MagicBus, une auberge de jeunesse itinérante dans un bus aménagé

Voyager sans contraintes, en petit groupe, loin du tourisme de masse… C’est le nouveau concept du MagicBus, sorte d’auberge de jeunesse itinérante. Lisette Abadie, sa fondatrice toulousaine, propose à ses clients des road-trip d’une semaine, ou plus, à bord de son bus aménagé, pour découvrir la France et l’Europe, en marge des sentiers battus.

Une auberge de jeunesse itinérante, qui suit le voyageur là où le portent ses envies. C’est le principe du MagicBus, imaginé par Lisette Abadie. Cette jeune Toulousaine, globe-trotteuse dans l’âme, vient de terminer l’aménagement intérieur de son bus et lance son offre d’hébergement amovible. Par petit groupe de huit personnes, les participants pourront partir en road-trip sans se soucier de la logistique.

C’est lors d’un voyage en Nouvelle-Zélande, il y a cinq ans, que l’idée a germé dans la tête de Lisette Abadie, adepte d’un tourisme sans contraintes. « J’ai d’abord découvert ce pays en bus, puis en stop, en logeant dans des auberges de jeunesse, mais la localisation de ces dernières m’obligeait à rester en ville. De plus, celles-ci étant essentiellement destinées aux étrangers, il était difficile de faire connaissance avec les locaux », regrette-t-elle. Elle finit par opter pour des déplacements en van. Choix qui ne l’astreint plus aux grandes villes, mais qui laisse entier le problème des rencontres.

Bienvenus à bord du MagicBus, l’auberge de jeunesse itinérante

La jeune Toulousaine a donc fait un mix de toutes ses préoccupations pour développer sa nouvelle activité : le MagicBus. Il permet aux voyageurs de se rendre où ils veulent, quand ils le désirent, de s’arrêter quand bon leur semble, de se mêler à la population autochtone tout en partageant une expérience humaine avec des partenaires d’itinéraire.

Le principe est simple : pendant trois mois, le bus aménagé sillonne les routes en fixant des points d’étapes chaque semaine. Les voyageurs montent à bord ou terminent leur séjour lors de ces escales. Entre les deux, l’itinéraire est totalement libre. « Je donne rendez-vous au groupe à l’aéroport d’une ville étape, puis ce sont eux qui décideront de notre trajet et de nos différents arrêts, jusqu’à la ville d’arrivée », explique Lisette Abadie. Une liberté totale donc pour les participants. Et s’ils se trouvent en manque d’idées, la jeune femme pourra leur proposer ses coups de cœur.

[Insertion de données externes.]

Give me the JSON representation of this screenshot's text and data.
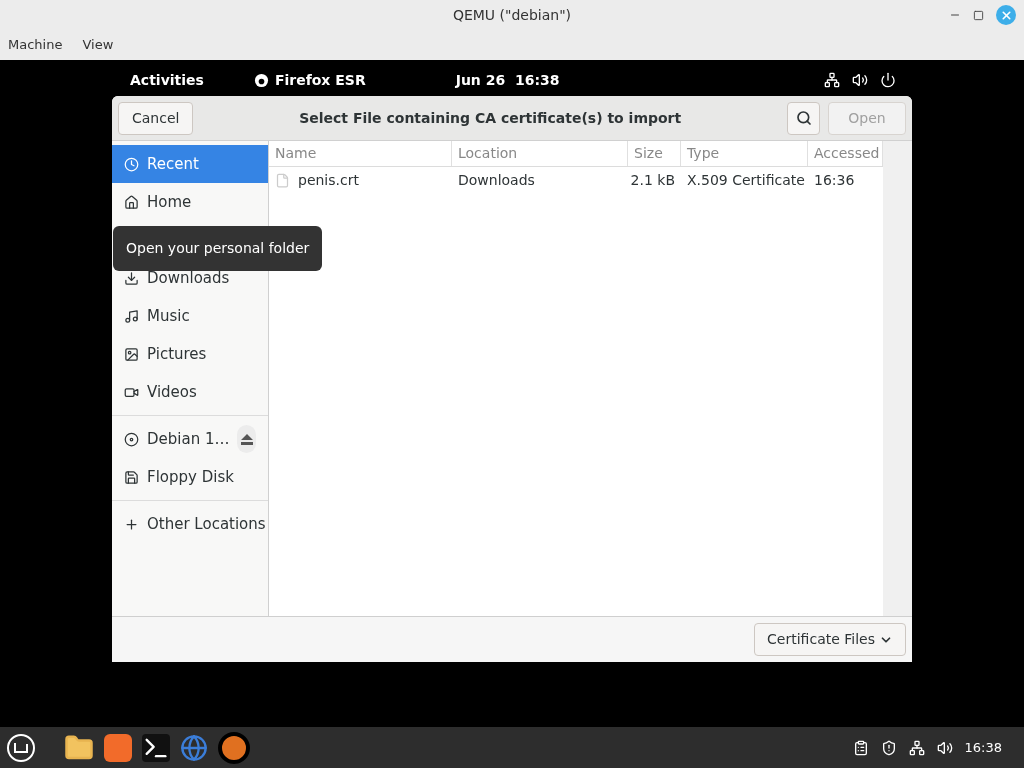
{
  "window": {
    "title": "QEMU (\"debian\")"
  },
  "menu": [
    "Machine",
    "View"
  ],
  "top_bar": {
    "activities": "Activities",
    "app": "Firefox ESR",
    "clock": "Jun 26  16:38"
  },
  "dialog": {
    "cancel": "Cancel",
    "title": "Select File containing CA certificate(s) to import",
    "open": {
      "label": "Open",
      "disabled": true
    },
    "sidebar": [
      {
        "kind": "recent",
        "label": "Recent",
        "selected": true
      },
      {
        "kind": "home",
        "label": "Home",
        "selected": false
      },
      {
        "kind": "covered"
      },
      {
        "kind": "downloads",
        "label": "Downloads",
        "selected": false
      },
      {
        "kind": "music",
        "label": "Music",
        "selected": false
      },
      {
        "kind": "pictures",
        "label": "Pictures",
        "selected": false
      },
      {
        "kind": "videos",
        "label": "Videos",
        "selected": false
      },
      {
        "kind": "separator"
      },
      {
        "kind": "disc",
        "label": "Debian 1…",
        "selected": false,
        "eject": true
      },
      {
        "kind": "floppy",
        "label": "Floppy Disk",
        "selected": false
      },
      {
        "kind": "separator"
      },
      {
        "kind": "other",
        "label": "Other Locations",
        "selected": false
      }
    ],
    "tooltip": "Open your personal folder",
    "table": {
      "columns": [
        "Name",
        "Location",
        "Size",
        "Type",
        "Accessed"
      ],
      "rows": [
        {
          "name": "penis.crt",
          "location": "Downloads",
          "size": "2.1 kB",
          "type": "X.509 Certificate",
          "accessed": "16:36"
        }
      ]
    },
    "filter": "Certificate Files"
  },
  "taskbar": {
    "clock": "16:38"
  }
}
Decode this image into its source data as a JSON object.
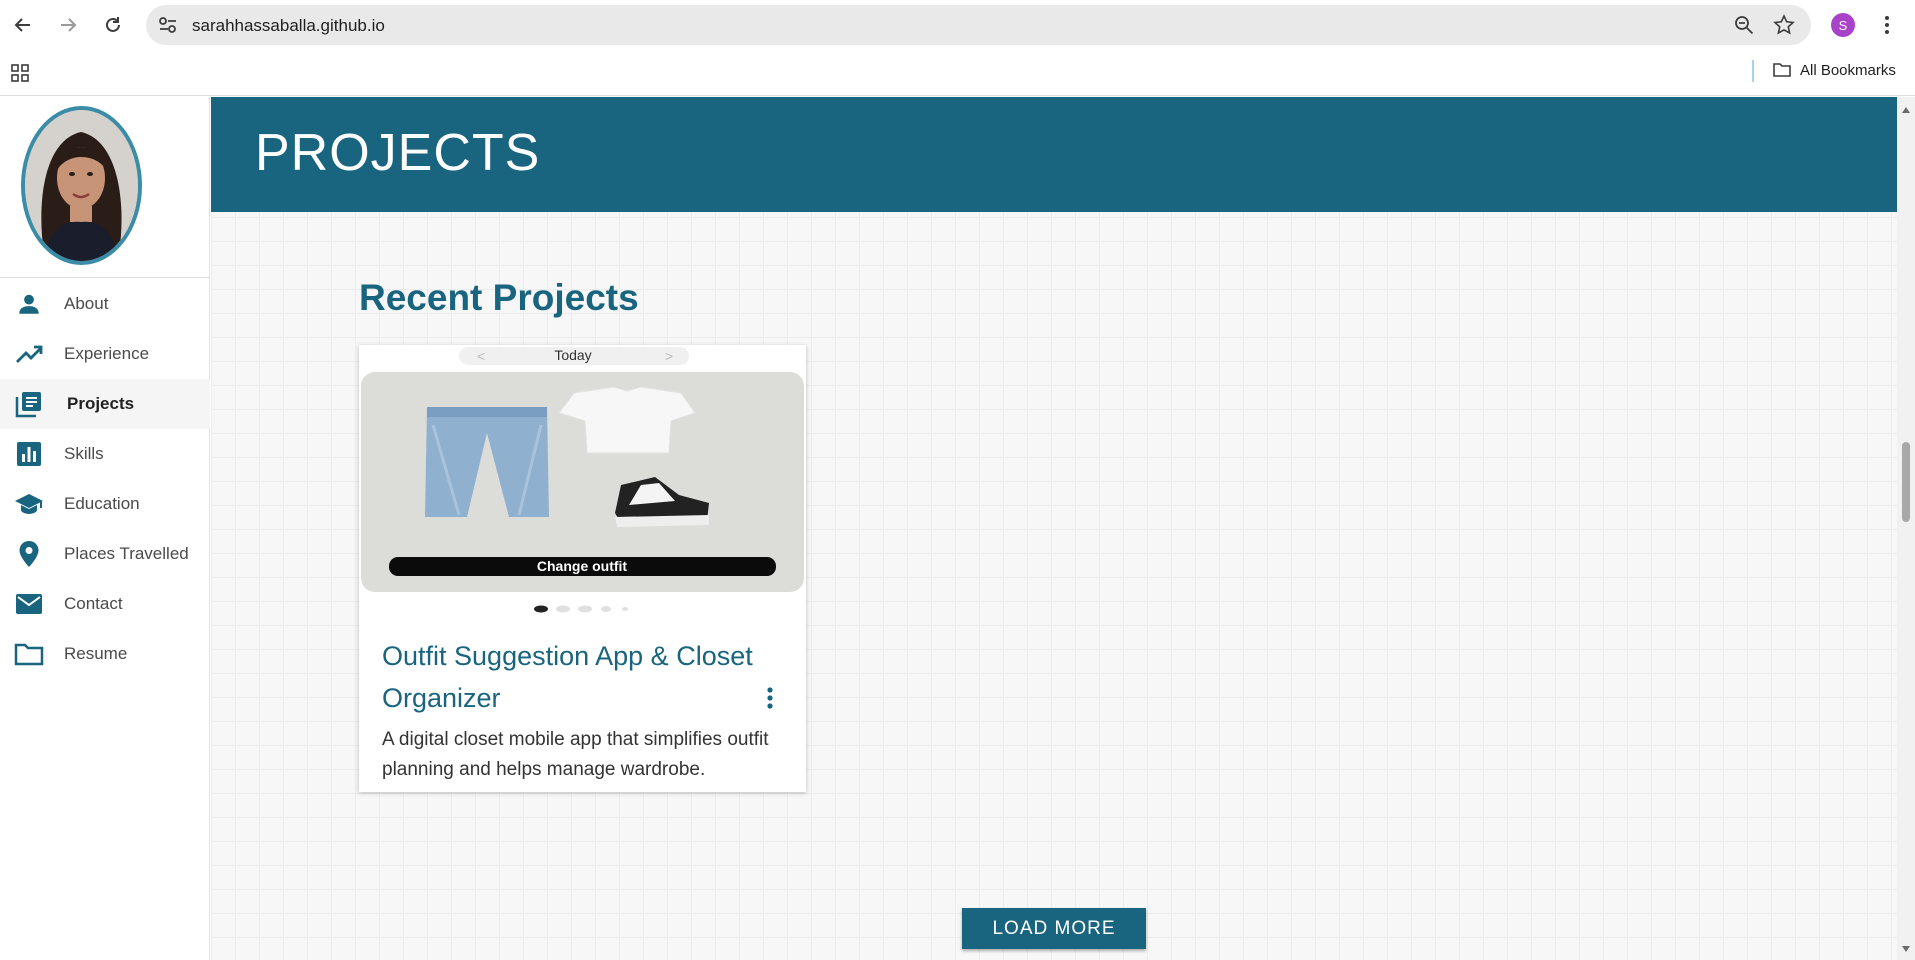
{
  "browser": {
    "url": "sarahhassaballa.github.io",
    "profile_initial": "S",
    "bookmarks_label": "All Bookmarks"
  },
  "sidebar": {
    "items": [
      {
        "label": "About",
        "icon": "person-icon"
      },
      {
        "label": "Experience",
        "icon": "trending-up-icon"
      },
      {
        "label": "Projects",
        "icon": "library-books-icon",
        "active": true
      },
      {
        "label": "Skills",
        "icon": "bar-chart-icon"
      },
      {
        "label": "Education",
        "icon": "school-icon"
      },
      {
        "label": "Places Travelled",
        "icon": "location-pin-icon"
      },
      {
        "label": "Contact",
        "icon": "mail-icon"
      },
      {
        "label": "Resume",
        "icon": "folder-icon"
      }
    ]
  },
  "banner": {
    "title": "PROJECTS"
  },
  "section": {
    "title": "Recent Projects"
  },
  "project_card": {
    "image": {
      "header": "Today",
      "button": "Change outfit",
      "carousel_count": 5,
      "carousel_active": 0
    },
    "title": "Outfit Suggestion App & Closet Organizer",
    "description": "A digital closet mobile app that simplifies outfit planning and helps manage wardrobe."
  },
  "load_more": {
    "label": "LOAD MORE"
  },
  "colors": {
    "primary": "#19647e",
    "avatar_ring": "#3b8ca7",
    "profile": "#a742c9"
  }
}
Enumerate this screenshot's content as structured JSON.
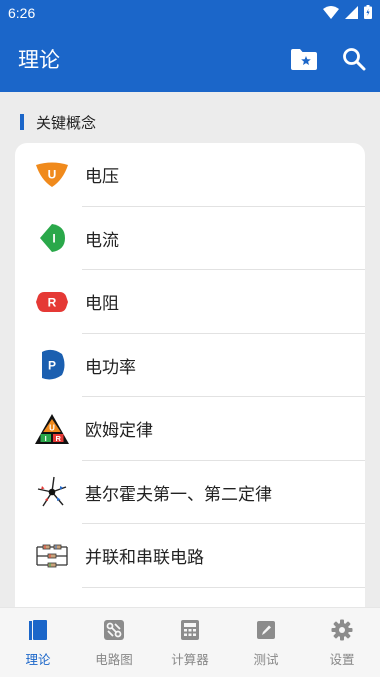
{
  "status": {
    "time": "6:26"
  },
  "app": {
    "title": "理论"
  },
  "section": {
    "title": "关键概念"
  },
  "items": [
    {
      "label": "电压",
      "icon": "voltage-icon",
      "letter": "U"
    },
    {
      "label": "电流",
      "icon": "current-icon",
      "letter": "I"
    },
    {
      "label": "电阻",
      "icon": "resistance-icon",
      "letter": "R"
    },
    {
      "label": "电功率",
      "icon": "power-icon",
      "letter": "P"
    },
    {
      "label": "欧姆定律",
      "icon": "ohms-law-triangle-icon",
      "letters": [
        "U",
        "I",
        "R"
      ]
    },
    {
      "label": "基尔霍夫第一、第二定律",
      "icon": "kirchhoff-node-icon"
    },
    {
      "label": "并联和串联电路",
      "icon": "series-parallel-circuit-icon"
    }
  ],
  "nav": [
    {
      "label": "理论",
      "icon": "book-icon",
      "active": true
    },
    {
      "label": "电路图",
      "icon": "circuit-diagram-icon",
      "active": false
    },
    {
      "label": "计算器",
      "icon": "calculator-icon",
      "active": false
    },
    {
      "label": "测试",
      "icon": "test-icon",
      "active": false
    },
    {
      "label": "设置",
      "icon": "gear-icon",
      "active": false
    }
  ],
  "colors": {
    "primary": "#1b66c9",
    "voltage": "#f08a1c",
    "current": "#2aa84a",
    "resistance": "#e53935",
    "power": "#1b5fb0",
    "nav_inactive": "#888888"
  }
}
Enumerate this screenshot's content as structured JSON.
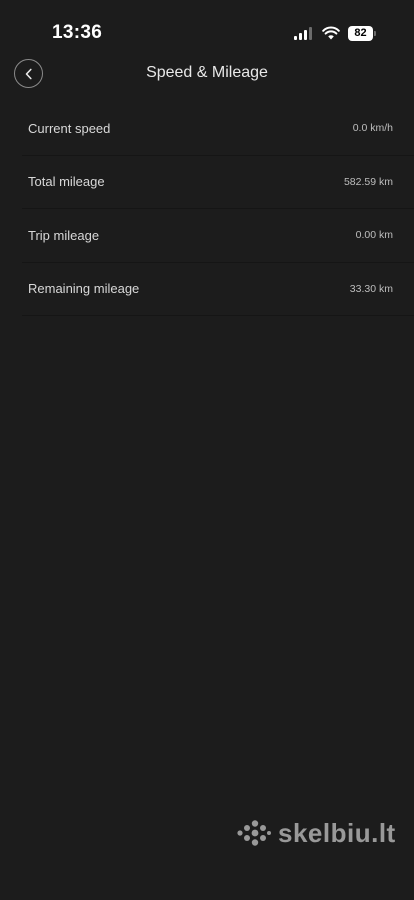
{
  "status_bar": {
    "time": "13:36",
    "battery_level": "82"
  },
  "header": {
    "title": "Speed & Mileage",
    "back_icon": "chevron-left-icon"
  },
  "items": [
    {
      "label": "Current speed",
      "value": "0.0 km/h"
    },
    {
      "label": "Total mileage",
      "value": "582.59 km"
    },
    {
      "label": "Trip mileage",
      "value": "0.00 km"
    },
    {
      "label": "Remaining mileage",
      "value": "33.30 km"
    }
  ],
  "watermark": {
    "text": "skelbiu.lt"
  },
  "colors": {
    "background": "#1c1c1c",
    "text": "#e6e6e6",
    "divider": "#151515"
  }
}
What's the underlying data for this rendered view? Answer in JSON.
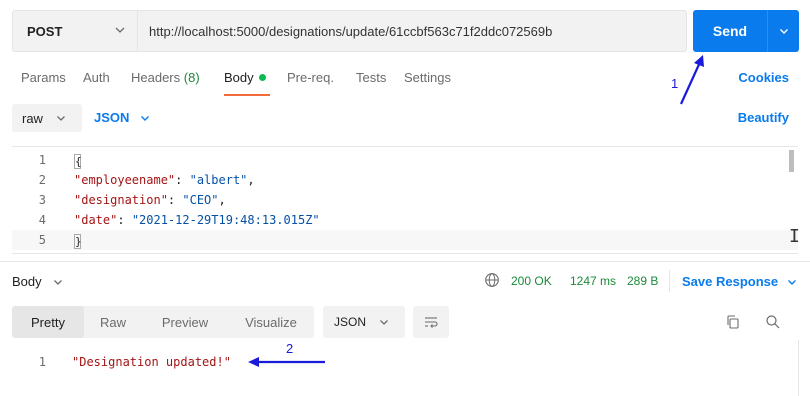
{
  "request": {
    "method": "POST",
    "url": "http://localhost:5000/designations/update/61ccbf563c71f2ddc072569b",
    "send_label": "Send"
  },
  "tabs": [
    {
      "label": "Params"
    },
    {
      "label": "Auth"
    },
    {
      "label": "Headers",
      "count": "(8)"
    },
    {
      "label": "Body"
    },
    {
      "label": "Pre-req."
    },
    {
      "label": "Tests"
    },
    {
      "label": "Settings"
    }
  ],
  "cookies_label": "Cookies",
  "body_options": {
    "mode": "raw",
    "language": "JSON",
    "beautify_label": "Beautify"
  },
  "editor": {
    "line_numbers": [
      "1",
      "2",
      "3",
      "4",
      "5"
    ],
    "open_brace": "{",
    "close_brace": "}",
    "fields": [
      {
        "key": "\"employeename\"",
        "value": "\"albert\""
      },
      {
        "key": "\"designation\"",
        "value": "\"CEO\""
      },
      {
        "key": "\"date\"",
        "value": "\"2021-12-29T19:48:13.015Z\""
      }
    ]
  },
  "response": {
    "tab_label": "Body",
    "status": "200 OK",
    "time": "1247 ms",
    "size": "289 B",
    "save_label": "Save Response",
    "view_tabs": [
      "Pretty",
      "Raw",
      "Preview",
      "Visualize"
    ],
    "format": "JSON",
    "line_number": "1",
    "body": "\"Designation updated!\""
  },
  "annotations": {
    "one": "1",
    "two": "2"
  },
  "colors": {
    "accent": "#097bed",
    "success": "#1c8a3b",
    "active_tab_underline": "#f26b3a",
    "annotation": "#1a1adb"
  },
  "icons": [
    "chevron-down-icon",
    "globe-icon",
    "copy-icon",
    "search-icon",
    "wrap-lines-icon"
  ]
}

À l’intérieur du bus, tout le confort est assuré. « Nous disposons d’une salle de bain, de toilettes sèches nouvelle génération, d’une cuisine, d’un lieu de vie qui se transforme en dortoir la nuit venue, les lits étant amovibles. Et tout est conçu pour garantir une autonomie en électricité (produite par huit panneaux solaires positionnés sur le toit et stockée dans quatre grosses batteries situées dans les soutes), en eau et en gaz d’au moins sept jours », précise l’organisatrice.

Concernant la vie quotidienne à bord du MagicBus, c’est la collaboration qui règne. Lisette Abadie gère toute la logistique. « Mais j’ai parfois besoin d’un coup de main pour changer les configurations du bus. Passer de l’aménagement du lieu de vie à celui de dortoir demande un certain nombre de manipulations », témoigne-t-elle. De même, si elle s’occupe de faire les courses, tout le monde doit participer à l’élaboration des repas.

La France avant l’Europe

Le forfait comprend le transport, l’hébergement, les petits-déjeuners et un repas par jour. Les activités restent à la charge des voyageurs. Excepté lors des semaines à thème. Par exemple, entre Marseille et Toulouse, l’organisatrice a concocté un séjour ‘’agriculture biologique’’. Elle y propose notamment des visites d’une rizière biologique ou d’une ferme en permaculture…

Le premier départ aura lieu à Toulouse, le 13 septembre. Pour un tour de France complet, semaine après semaine. Ainsi, une escale est d’abord prévue à Pau, puis à Bordeaux, avant de rejoindre Nantes et de poursuivre jusqu’à Quimper. Ensuite, viendront Caen, Lille, Strasbourg, Dijon, Grenoble, Marseille pour revenir enfin à Toulouse. « Entre chaque ville escale, c’est quartier libre. No plan is the best plan (pas de plan, c’est le plan) », lance Lisette Abadie, enthousiaste.

L’hiver prochain, elle emmènera ses clients vers les Alpes à la découverte de la Suisse, de l’Autriche, de la Slovénie et de l’Italie… « Si la situation sanitaire le permet », précise-t-elle avec prudence.